I agree with some of the points in the previous post but I would characterize it completely differently, to wit: It is not such a terrible thing to live with uncertainty. While I appreciate the quality of intensity she is perhaps trying to describe, I disagree with Catherine's emphasis on hypersensitivity. People are not, in my experience, quite so fickle. They usually do not spend the better part of a dinner swinging violently between extreme states.
They are, however, often profoundly uncertain, both about what they want and what they feel, and consequently it is empirically true that many very important decisions -- especially decisions about relationships -- are consequences of inertia, impulse, and/or misunderstanding.

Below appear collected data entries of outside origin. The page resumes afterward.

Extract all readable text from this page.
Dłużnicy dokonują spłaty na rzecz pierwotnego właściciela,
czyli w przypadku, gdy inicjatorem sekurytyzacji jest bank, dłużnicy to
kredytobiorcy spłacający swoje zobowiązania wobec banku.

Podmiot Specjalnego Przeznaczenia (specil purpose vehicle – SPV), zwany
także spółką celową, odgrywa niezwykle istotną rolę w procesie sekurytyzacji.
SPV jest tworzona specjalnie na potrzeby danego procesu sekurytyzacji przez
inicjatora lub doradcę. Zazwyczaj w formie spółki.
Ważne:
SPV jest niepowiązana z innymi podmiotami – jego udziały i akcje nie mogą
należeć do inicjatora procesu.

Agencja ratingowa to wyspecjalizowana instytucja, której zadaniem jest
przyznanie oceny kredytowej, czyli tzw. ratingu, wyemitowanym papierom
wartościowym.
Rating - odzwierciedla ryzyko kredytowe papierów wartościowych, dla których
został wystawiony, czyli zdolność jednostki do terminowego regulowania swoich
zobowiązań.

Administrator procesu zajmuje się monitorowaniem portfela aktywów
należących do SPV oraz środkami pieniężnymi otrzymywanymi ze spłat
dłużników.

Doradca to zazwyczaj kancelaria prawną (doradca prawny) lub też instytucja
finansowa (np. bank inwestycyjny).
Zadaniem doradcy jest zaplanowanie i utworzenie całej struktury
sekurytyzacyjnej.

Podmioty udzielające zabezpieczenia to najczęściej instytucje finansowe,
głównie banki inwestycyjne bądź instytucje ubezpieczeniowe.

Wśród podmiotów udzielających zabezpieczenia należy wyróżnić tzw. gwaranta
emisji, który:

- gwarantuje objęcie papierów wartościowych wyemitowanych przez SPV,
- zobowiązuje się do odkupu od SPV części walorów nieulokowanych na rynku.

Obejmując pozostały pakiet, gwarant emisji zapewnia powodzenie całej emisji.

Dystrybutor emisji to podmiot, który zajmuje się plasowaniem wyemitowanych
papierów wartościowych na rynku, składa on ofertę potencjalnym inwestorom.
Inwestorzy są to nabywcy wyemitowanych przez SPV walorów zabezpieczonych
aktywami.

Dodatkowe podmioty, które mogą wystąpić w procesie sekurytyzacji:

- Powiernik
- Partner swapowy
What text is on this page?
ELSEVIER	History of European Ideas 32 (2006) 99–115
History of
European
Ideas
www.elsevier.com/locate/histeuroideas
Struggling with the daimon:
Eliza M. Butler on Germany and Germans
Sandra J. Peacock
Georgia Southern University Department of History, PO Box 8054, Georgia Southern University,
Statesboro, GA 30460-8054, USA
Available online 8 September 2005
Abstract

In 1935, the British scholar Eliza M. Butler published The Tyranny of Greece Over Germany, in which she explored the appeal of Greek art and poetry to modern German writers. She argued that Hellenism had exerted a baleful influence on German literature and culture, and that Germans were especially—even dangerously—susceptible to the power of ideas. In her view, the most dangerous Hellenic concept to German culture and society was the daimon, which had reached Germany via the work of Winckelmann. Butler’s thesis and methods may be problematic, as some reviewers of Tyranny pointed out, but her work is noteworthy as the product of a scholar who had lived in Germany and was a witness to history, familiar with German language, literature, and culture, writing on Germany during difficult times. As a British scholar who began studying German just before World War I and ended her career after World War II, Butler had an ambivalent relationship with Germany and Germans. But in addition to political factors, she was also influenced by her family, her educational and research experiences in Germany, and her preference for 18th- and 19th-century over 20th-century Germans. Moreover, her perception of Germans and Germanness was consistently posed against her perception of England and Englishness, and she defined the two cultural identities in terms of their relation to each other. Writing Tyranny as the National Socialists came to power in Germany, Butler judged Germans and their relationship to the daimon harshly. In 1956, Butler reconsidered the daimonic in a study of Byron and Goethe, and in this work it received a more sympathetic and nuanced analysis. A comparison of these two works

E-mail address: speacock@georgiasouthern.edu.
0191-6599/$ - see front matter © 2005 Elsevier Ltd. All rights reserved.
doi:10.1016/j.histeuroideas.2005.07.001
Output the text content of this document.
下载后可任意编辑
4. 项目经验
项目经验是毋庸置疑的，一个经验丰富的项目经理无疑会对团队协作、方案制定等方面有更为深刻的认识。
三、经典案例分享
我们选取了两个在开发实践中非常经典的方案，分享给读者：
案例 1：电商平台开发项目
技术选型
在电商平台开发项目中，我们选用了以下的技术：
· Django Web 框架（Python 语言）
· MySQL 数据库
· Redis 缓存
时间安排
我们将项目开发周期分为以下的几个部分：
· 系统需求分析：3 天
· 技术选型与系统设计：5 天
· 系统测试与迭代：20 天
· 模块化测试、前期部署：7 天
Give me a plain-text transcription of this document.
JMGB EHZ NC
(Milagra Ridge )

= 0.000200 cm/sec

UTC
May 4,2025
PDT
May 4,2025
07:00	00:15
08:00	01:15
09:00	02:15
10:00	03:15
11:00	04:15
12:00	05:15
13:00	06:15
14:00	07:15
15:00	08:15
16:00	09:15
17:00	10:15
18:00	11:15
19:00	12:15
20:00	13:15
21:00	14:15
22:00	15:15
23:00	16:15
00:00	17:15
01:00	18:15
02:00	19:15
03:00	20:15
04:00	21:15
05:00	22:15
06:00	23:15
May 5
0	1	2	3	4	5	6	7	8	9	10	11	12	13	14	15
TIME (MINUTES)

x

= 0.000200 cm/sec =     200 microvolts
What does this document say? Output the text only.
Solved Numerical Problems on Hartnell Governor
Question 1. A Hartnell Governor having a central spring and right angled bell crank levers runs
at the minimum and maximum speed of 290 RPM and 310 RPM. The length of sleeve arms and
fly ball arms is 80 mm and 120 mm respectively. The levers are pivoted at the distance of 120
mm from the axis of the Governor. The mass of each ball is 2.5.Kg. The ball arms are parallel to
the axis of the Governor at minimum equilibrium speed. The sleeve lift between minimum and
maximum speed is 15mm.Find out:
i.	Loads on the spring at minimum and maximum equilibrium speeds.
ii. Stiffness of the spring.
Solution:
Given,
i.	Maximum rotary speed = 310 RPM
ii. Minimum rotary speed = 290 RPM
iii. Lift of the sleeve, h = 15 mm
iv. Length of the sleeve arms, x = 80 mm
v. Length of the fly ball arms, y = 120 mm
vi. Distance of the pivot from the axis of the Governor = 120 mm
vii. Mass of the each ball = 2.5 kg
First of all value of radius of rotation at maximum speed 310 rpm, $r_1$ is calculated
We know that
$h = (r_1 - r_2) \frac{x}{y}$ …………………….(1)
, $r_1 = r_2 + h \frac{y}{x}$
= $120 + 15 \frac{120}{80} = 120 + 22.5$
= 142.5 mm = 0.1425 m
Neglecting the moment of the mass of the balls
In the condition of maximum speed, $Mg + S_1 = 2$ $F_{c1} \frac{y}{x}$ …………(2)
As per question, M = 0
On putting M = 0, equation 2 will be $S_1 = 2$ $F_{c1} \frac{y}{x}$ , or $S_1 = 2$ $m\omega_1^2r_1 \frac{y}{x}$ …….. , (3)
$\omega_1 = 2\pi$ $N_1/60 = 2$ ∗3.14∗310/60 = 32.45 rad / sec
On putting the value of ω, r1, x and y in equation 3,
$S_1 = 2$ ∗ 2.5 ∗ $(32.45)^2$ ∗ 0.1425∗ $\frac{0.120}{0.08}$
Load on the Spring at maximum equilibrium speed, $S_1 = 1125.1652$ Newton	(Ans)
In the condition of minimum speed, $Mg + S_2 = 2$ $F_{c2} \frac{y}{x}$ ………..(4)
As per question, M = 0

The point, Rick (which, I should add, has nothing to do with your gender) is that at some critical juncture between being a child and becoming an adult (see also an interesting post on this topic), one ceases to experience oneself purely as a passive observer of the world and begins to take an active place in shaping it. In case it's not obvious, I'll say very clearly that this certainly does not mean you begin to see other human beings as instruments of your will. But it does mean that you understand that, in a subtle but unmistakeable way, you are a participant in the process of living. The effect is that the world becomes somewhat less flat. Your range of action extends beyond hopeful waiting. This has consequences for life, for fulfilling your potential, for pushing yourself to do great work, for friendships, and of course for relationships.
What does this mean for your particular situation? You haven't given many details. However, if you really think that you and X would be wonderful together, it makes sense to make your argument directly to her. How, precisely, to do this -- and how explicitly -- depends very much on the characters involved. The simplest advice is to show her that you appreciate her and are sensitive to all her amazing qualities -- not limited to of course, but certainly not excluding, the physical -- and to create as many opportunities as possible for her to see the same things about you. And not to be afraid to use the word "relationship." As for how to speak, experience helps, but a good rule of thumb is to be sincere and, when unsure, to keep things light, which is not the same as not serious. Giving true compliments sincerely and well is an art, and requires practice. Finally, you of course need to be sensitive to her response.
But also, enjoy yourselves. There is something interesting, at times even exhilarating, about these moments where one sees that many different things are possible. Who knows where this will go? It's not a question of control; there may be many factors besides you. Nonetheless your actions have an effect. Act wisely, and well!